His and Audrey’s family—everyone but her—aren’t exactly allies.
I wasn’t even allowed at her house because of how much shit her parents talked about mine.
My lesbian moms never ceased to piss them off just by simply being in the same circle as them.
Sometimes it’s hard not to get angry when I think about my mom insisting I go to the same school she did.
Gen knew how well it would go over, how mad people would be that I was there, but she was raised in a godfearing household and refused to let her sexuality push her away from her faith. She swore it made her stronger.
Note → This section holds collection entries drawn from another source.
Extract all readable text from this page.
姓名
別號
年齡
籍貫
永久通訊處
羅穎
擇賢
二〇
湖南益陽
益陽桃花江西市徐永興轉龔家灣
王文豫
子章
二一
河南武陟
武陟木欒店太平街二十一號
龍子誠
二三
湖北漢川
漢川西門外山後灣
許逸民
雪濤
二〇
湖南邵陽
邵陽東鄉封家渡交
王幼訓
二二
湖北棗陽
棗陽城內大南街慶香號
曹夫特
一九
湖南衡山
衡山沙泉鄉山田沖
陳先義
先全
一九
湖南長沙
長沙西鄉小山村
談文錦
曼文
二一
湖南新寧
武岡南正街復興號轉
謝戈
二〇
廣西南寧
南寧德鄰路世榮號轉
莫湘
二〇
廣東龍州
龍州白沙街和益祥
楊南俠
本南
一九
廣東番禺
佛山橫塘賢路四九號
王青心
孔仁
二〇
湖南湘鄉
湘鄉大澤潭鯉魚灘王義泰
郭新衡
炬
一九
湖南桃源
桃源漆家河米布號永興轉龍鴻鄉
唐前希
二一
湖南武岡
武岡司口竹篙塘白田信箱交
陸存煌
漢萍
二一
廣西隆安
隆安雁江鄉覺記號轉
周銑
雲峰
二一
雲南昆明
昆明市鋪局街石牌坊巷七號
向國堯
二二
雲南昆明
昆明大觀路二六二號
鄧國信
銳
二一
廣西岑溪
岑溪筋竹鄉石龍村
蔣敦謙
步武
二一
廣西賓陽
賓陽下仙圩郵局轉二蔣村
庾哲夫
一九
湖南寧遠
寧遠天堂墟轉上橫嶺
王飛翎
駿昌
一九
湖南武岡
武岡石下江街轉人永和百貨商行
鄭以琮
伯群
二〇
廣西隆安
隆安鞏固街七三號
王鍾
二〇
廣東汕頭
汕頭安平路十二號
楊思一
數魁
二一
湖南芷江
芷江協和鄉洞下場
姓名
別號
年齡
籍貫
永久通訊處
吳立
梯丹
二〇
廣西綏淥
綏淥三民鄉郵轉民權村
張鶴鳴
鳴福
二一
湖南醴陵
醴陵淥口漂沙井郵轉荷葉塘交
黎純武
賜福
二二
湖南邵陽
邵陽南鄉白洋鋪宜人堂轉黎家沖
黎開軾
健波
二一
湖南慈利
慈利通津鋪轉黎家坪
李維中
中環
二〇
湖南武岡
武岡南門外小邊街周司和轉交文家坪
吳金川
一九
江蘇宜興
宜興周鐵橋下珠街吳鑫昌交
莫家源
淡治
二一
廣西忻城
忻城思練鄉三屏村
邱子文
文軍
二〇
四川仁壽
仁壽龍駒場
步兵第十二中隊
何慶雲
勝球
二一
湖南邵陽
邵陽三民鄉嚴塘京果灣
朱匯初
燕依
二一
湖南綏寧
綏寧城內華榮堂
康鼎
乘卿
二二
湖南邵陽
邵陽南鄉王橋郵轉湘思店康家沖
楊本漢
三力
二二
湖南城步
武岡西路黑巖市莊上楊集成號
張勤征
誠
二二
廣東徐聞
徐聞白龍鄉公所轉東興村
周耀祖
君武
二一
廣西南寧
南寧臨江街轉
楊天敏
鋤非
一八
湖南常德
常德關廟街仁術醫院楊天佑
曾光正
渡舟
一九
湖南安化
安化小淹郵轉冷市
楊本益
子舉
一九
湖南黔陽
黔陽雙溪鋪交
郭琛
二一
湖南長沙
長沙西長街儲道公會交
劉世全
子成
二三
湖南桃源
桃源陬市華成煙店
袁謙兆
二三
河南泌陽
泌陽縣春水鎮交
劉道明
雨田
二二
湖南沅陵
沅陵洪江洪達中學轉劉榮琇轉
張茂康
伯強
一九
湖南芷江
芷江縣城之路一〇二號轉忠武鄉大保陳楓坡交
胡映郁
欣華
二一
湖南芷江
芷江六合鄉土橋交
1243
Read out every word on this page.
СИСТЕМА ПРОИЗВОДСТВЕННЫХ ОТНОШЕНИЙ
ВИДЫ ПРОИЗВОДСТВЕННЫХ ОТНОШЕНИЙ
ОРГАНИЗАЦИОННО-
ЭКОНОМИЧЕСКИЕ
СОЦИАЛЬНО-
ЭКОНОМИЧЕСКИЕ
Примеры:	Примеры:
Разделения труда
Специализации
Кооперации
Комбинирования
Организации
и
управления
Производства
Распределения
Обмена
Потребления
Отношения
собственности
And Audrey, she’s never really cared about catching any heat from being associated with me, but having a gay guy standing up there with her on her big day… in a room with so many boring snobs, it’d be scandalous.
I’ll have to say no. I don’t necessarily want to, but I’ll have to. I haven’t even turned her down yet, and I’m already disappointed. I sigh as the weight in my stomach starts to feel heavier.
It’s for the best. I don’t know when she plans on asking—proposing—but I’m sure it will be when I’m here in town.
“I gotta go home.” Back to apartment thirteen.
∞∞∞
With my hands full, it’s a struggle to open the door, and when I finally manage to unlock it, it only gets harder.
Cade and Nic are off in Vegas nursing what I’m sure are some deadly hangovers, and Liam doesn’t live here anymore.
So the chain lock being latched and preventing me from being able to walk into my very own home has to be the doing of him.
“Logan!” If I could pound on the door, I would, but all I can do is yell. “Logan!”
A second later, I hear his muffled voice moving closer, telling me to hold on.